Bacakan Pledoi, Terdakwa Kasus BLBI Singgung Nilai Tukar Rupiah yang Merosot
Syafruddin dianggap telah memperkaya diri sendiri dan orang lain yang merugikan keuangan negara hingga Rp 4,58 triliun
Penulis: Theresia Felisiani
Editor: Imanuel Nicolas Manafe
Laporan Wartawan Tribunnews.com Theresia Felisiani
TRIBUNNEWS.COM, JAKARTA - Di akhir pembacaan pledoi pribadinya, Syafruddin Arsyad Temenggung, Terdakwa perkara korupsi Bantuan Likuiditas Bank Indonesia (BLBI), Kamis (13/9/2018) di Pengadilan Tipikor Jakarta sempat menyinggung soal kondisi perekonomian Indonesia saat ini.
"Kita sedang mengalami tekanan ekonomi yang cukup besar akibat gejolak ekonomi dunia. Nilai tukar rupiah merosot mencapai Rp 15.000 per 1 USD. Suatu keadaan nilai tukar rupiah yang rendah dan hampir sama dengan nilai tukar pada masa krisis ekonomi tahun 1997-1998 yang mencerminkan turunnya kepercayaan ekonomi internasional terhadap Indonesia," ujar Syafruddin.
Baca: Terdakwa Korupsi BLBI Bacakan Pledoi di Pengadilan Tipikor Jakarta
Dimasa-masa krisis ini, lanjut Syafruddin, Indonesia memerlukan iklim investasi yang kondusif untuk menarik dunia usaha nasional dan internasional melakukan kegiatan investasi dan perluasan kegiatan usaha di Indonesia.
Semua ini, ungkap Syafruddin, bisa terjadi kalau Indonesia bisa memberikan kepastian hukum bagi dunia usaha serta konsisten menjalankan peraturan perundang-undangan dan kebijakan publiknya.

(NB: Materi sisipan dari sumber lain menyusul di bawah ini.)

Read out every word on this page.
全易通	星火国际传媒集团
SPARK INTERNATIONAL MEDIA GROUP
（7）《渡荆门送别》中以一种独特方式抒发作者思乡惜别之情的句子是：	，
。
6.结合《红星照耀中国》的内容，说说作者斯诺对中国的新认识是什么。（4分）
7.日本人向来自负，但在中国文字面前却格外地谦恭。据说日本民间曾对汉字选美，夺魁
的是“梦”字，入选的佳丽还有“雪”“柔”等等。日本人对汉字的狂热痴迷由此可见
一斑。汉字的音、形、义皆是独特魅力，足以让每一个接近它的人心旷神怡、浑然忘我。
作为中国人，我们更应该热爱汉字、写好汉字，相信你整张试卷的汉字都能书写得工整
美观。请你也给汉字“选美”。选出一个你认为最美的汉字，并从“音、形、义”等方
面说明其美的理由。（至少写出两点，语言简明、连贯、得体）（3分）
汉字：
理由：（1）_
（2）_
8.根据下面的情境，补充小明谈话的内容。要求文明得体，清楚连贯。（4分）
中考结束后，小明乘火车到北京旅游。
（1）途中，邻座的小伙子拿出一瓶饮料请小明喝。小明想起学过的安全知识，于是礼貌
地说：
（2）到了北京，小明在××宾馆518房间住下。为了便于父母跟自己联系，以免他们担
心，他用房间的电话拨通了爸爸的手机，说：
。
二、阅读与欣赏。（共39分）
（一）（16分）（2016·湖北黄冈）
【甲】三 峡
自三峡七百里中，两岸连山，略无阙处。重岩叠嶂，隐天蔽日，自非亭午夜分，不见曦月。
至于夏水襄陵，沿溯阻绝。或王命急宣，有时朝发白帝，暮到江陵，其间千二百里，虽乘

"Kami yakin majelis hakim yang mulia dapat melihat aspek penegakan hukum dalam kasus kami ini juga sekaligus mempertimbangkan asas keadilan, manfaat dan kepastian hukum yang dikaitkan dengan situasi ekonomi yang sulit yang dihadapi Indonesia saat ini," imbuhnya.
Terakhir, Syafruddin juga berpesan semua pihak berkewajiban menjaga agar apa yang sudah dicapai dan upayakan sejak 2004 dapat terus dimantapkan dan bahkan lebih ditingkatkan untuk kemakmuran dan kemajuan Bangsa Indonesia.
Jangan sampai tindakan penegak hukum menciptakan ketidakpastian hukum dan menjadi pemicu bagi gejolak yang akan merugikan Bangsa Indonesia.
Sebelumnya, dalam sidang awal September 2018 lalu, jaksa KPK menuntut Syafruddin dengan pidana selama 15 tahun penjara dan denda Rp 1 miliar subsider 6 bulan kurungan.
Terdakwa juga dinyatakan terbukti merupakan pelaku yang aktif dan melakukan peran yang besar dalam pelaksanaan kejahatan, pelaksanaan kejahatan menunjukkan adanya derajat keahlian dan perencanaan terlebih dulu.
Dalam perkara ini, Syafruddin didakwa melanggar Pasal 2 ayat 1 atau Pasal 3 Undang-Undang No 31 tahun 1999 sebagaimana diubah dalam UU Nomor 20 tahun 2001 tentang Pemberantasan Tindak Pidana Korupsi Juncto Pasal 55 ayat 1 kesatu KUHP.
Baca: Kondisi Ekonomi Memprihatinkan, Korban Perdagangan Orang Langsung Terbuai Iming-iming Gaji Besar
Syafruddin dianggap telah memperkaya diri sendiri dan orang lain yang merugikan keuangan negara hingga Rp 4,58 triliun.
Dia diduga terlibat dalam kasus penerbitan SKL BLBI bersama Dorojatun Kuntjoro Jakti, mantan Ketua Komite Kebijakan Sektor Keuangan) kepada Sjamsul Nursalim dan Itjih Nursalim selaku pemegang saham BDNI pada 2004.